(<+>) :: Monoid m => m -> m -> m
(^?) :: s -> Getting (First a) s a -> Maybe a
As a Haskell beginner I didn't find it to be a particularly self-documenting language. Between the use of custom operators and point-free style you can write a lot of code without naming anything to give a hint about what you're doing.
So as another Haskell beginner, let me take a stab at the first one.
* Return the first parameter
* Return the second parameter
* Perform param1 `mappend` param2
* Perform param1 `mappend` param2
* Return the mempty value for the Monoid m
The first two are unlikely to be correct, since if all they were doing was returning a particular parameter, then there is no reason to have the Monoid type constraint. The last one similarly makes no sense, since it's a function that is identical to `mempty` irrespective of it's parameters.
The order of operations however should be documented. I'm almost certain that the implementation is the third function, but a one line comment stating that could possibly be useful.
All of my above reasoning was predicated on an understanding of Monoids. So while I'm not sure the right thing to document is the function, I do think an explanation of `Monoids` should be documented in `Data.Monoid`.
PS - Where is that first function defined? I've used a similar operator defined in XMonad, but if I remember right that was defined over Arrows. Also is that second function from Data.Lens?
I'd be a little surprised if it was the third option, simply because that's already spelled <>. Hoogle doesn't turn up a definition with that signature, though.
Regarding the second, that sounds like lens.

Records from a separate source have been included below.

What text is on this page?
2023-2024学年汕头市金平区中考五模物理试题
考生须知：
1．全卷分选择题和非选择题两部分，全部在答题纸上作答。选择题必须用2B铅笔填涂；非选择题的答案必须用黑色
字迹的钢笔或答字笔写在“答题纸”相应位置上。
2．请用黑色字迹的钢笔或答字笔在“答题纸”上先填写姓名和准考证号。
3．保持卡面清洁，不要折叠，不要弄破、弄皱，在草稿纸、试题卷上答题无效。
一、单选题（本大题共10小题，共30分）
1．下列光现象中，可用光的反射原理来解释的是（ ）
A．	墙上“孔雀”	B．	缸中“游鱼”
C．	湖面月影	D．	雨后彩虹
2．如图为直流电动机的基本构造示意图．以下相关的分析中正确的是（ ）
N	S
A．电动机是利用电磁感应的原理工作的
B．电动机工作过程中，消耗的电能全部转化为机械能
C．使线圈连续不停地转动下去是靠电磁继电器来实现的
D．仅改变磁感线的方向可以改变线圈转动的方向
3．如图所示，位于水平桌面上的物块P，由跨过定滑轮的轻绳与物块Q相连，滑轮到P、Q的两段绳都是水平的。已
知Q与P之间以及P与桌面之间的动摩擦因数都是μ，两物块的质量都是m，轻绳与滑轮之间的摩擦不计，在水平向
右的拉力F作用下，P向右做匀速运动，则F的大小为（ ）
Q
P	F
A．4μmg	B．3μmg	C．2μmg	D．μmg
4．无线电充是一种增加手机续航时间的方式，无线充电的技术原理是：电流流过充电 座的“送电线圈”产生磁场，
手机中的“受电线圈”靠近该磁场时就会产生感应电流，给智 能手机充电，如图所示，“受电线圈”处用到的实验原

First of all, stay away from lens as a Haskell beginner :-P
But let's take a swing at it. We start with something of type (s). At the very end, we're left with something of type (Maybe a). Since we know nothing about the types (s) or (a), we need something to relate these to each other if the function is going to produce a (Maybe a) for us (unless it just always gives us Nothing).

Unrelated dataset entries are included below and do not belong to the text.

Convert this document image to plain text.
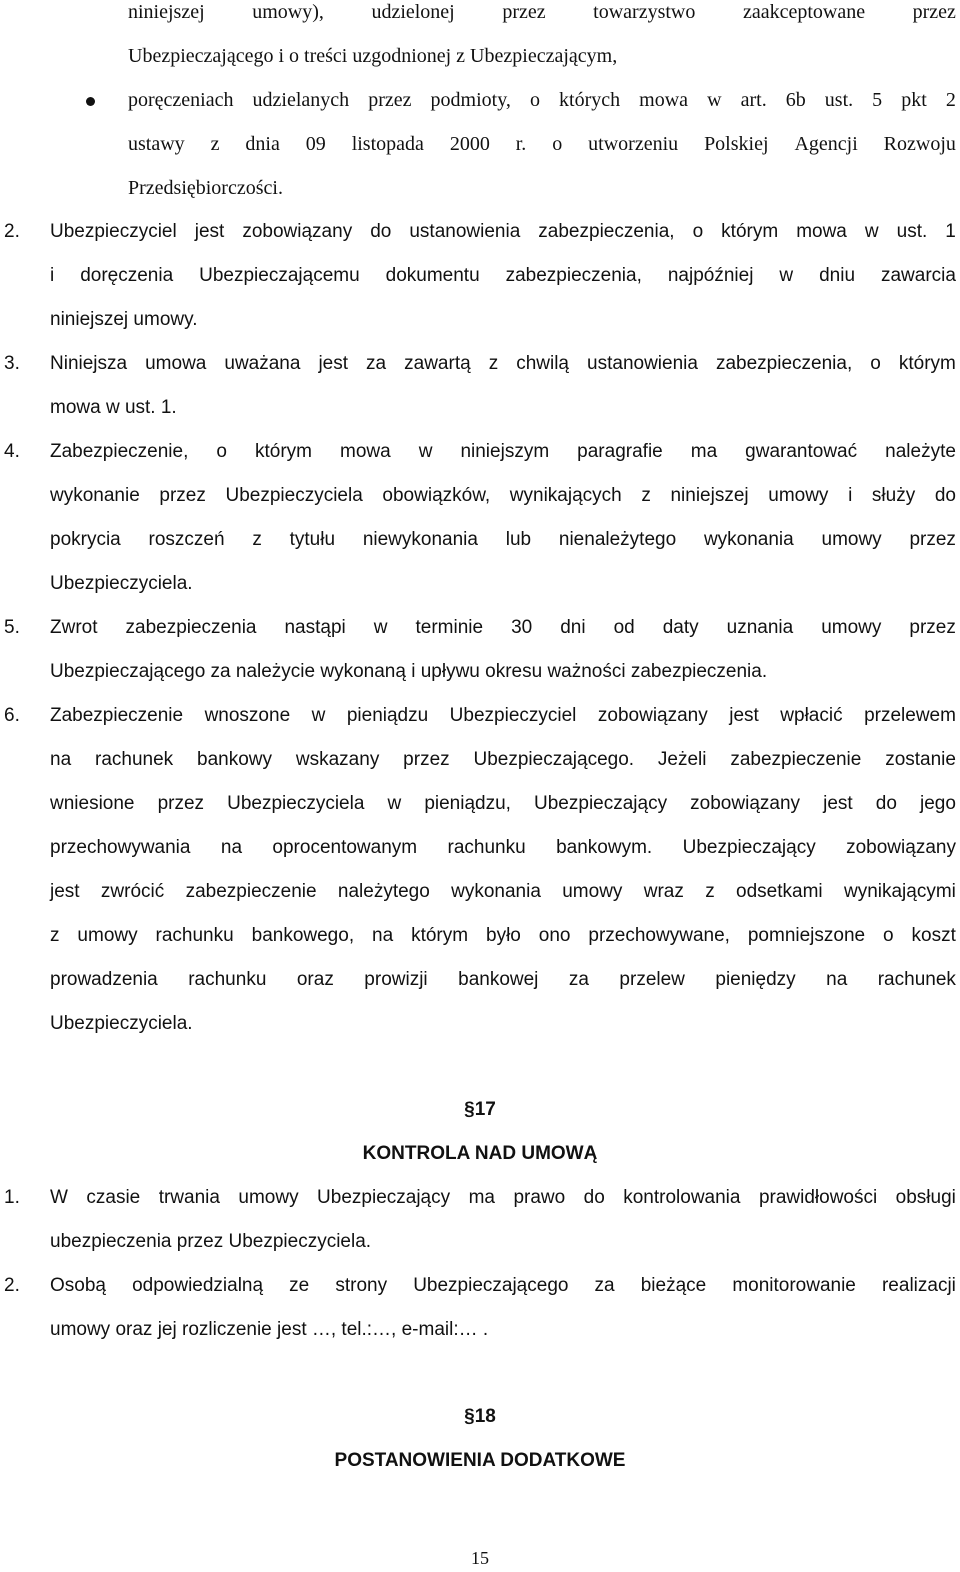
niniejszej umowy), udzielonej przez towarzystwo zaakceptowane przez
Ubezpieczającego i o treści uzgodnionej z Ubezpieczającym,
poręczeniach udzielanych przez podmioty, o których mowa w art. 6b ust. 5 pkt 2
ustawy z dnia 09 listopada 2000 r. o utworzeniu Polskiej Agencji Rozwoju
Przedsiębiorczości.
2. Ubezpieczyciel jest zobowiązany do ustanowienia zabezpieczenia, o którym mowa w ust. 1
i doręczenia Ubezpieczającemu dokumentu zabezpieczenia, najpóźniej w dniu zawarcia
niniejszej umowy.
3. Niniejsza umowa uważana jest za zawartą z chwilą ustanowienia zabezpieczenia, o którym
mowa w ust. 1.
4. Zabezpieczenie, o którym mowa w niniejszym paragrafie ma gwarantować należyte
wykonanie przez Ubezpieczyciela obowiązków, wynikających z niniejszej umowy i służy do
pokrycia roszczeń z tytułu niewykonania lub nienależytego wykonania umowy przez
Ubezpieczyciela.
5. Zwrot zabezpieczenia nastąpi w terminie 30 dni od daty uznania umowy przez
Ubezpieczającego za należycie wykonaną i upływu okresu ważności zabezpieczenia.
6. Zabezpieczenie wnoszone w pieniądzu Ubezpieczyciel zobowiązany jest wpłacić przelewem
na rachunek bankowy wskazany przez Ubezpieczającego. Jeżeli zabezpieczenie zostanie
wniesione przez Ubezpieczyciela w pieniądzu, Ubezpieczający zobowiązany jest do jego
przechowywania na oprocentowanym rachunku bankowym. Ubezpieczający zobowiązany
jest zwrócić zabezpieczenie należytego wykonania umowy wraz z odsetkami wynikającymi
z umowy rachunku bankowego, na którym było ono przechowywane, pomniejszone o koszt
prowadzenia rachunku oraz prowizji bankowej za przelew pieniędzy na rachunek
Ubezpieczyciela.
§17
KONTROLA NAD UMOWĄ
1. W czasie trwania umowy Ubezpieczający ma prawo do kontrolowania prawidłowości obsługi
ubezpieczenia przez Ubezpieczyciela.
2. Osobą odpowiedzialną ze strony Ubezpieczającego za bieżące monitorowanie realizacji
umowy oraz jej rozliczenie jest …, tel.:…, e-mail:… .
§18
POSTANOWIENIA DODATKOWE
15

There's a lot going on in that second argument, but we can clearly see that it's some type parameterized by (s) and (a), so it provides that connection. It "tells us how to get an (a) out of an (s) in a way that might fail" - which intuition is additionally helped along by the fact that the type so parameterized is called Getting.
There's a little more going on, and for that you'll need to dive into the (extensive) documentation for lens. One thing that is not going on is any side effects though. The operator section (^? foo) will take some (s) and turn it into some (Maybe a) based only on the information contained in that (s) and foo.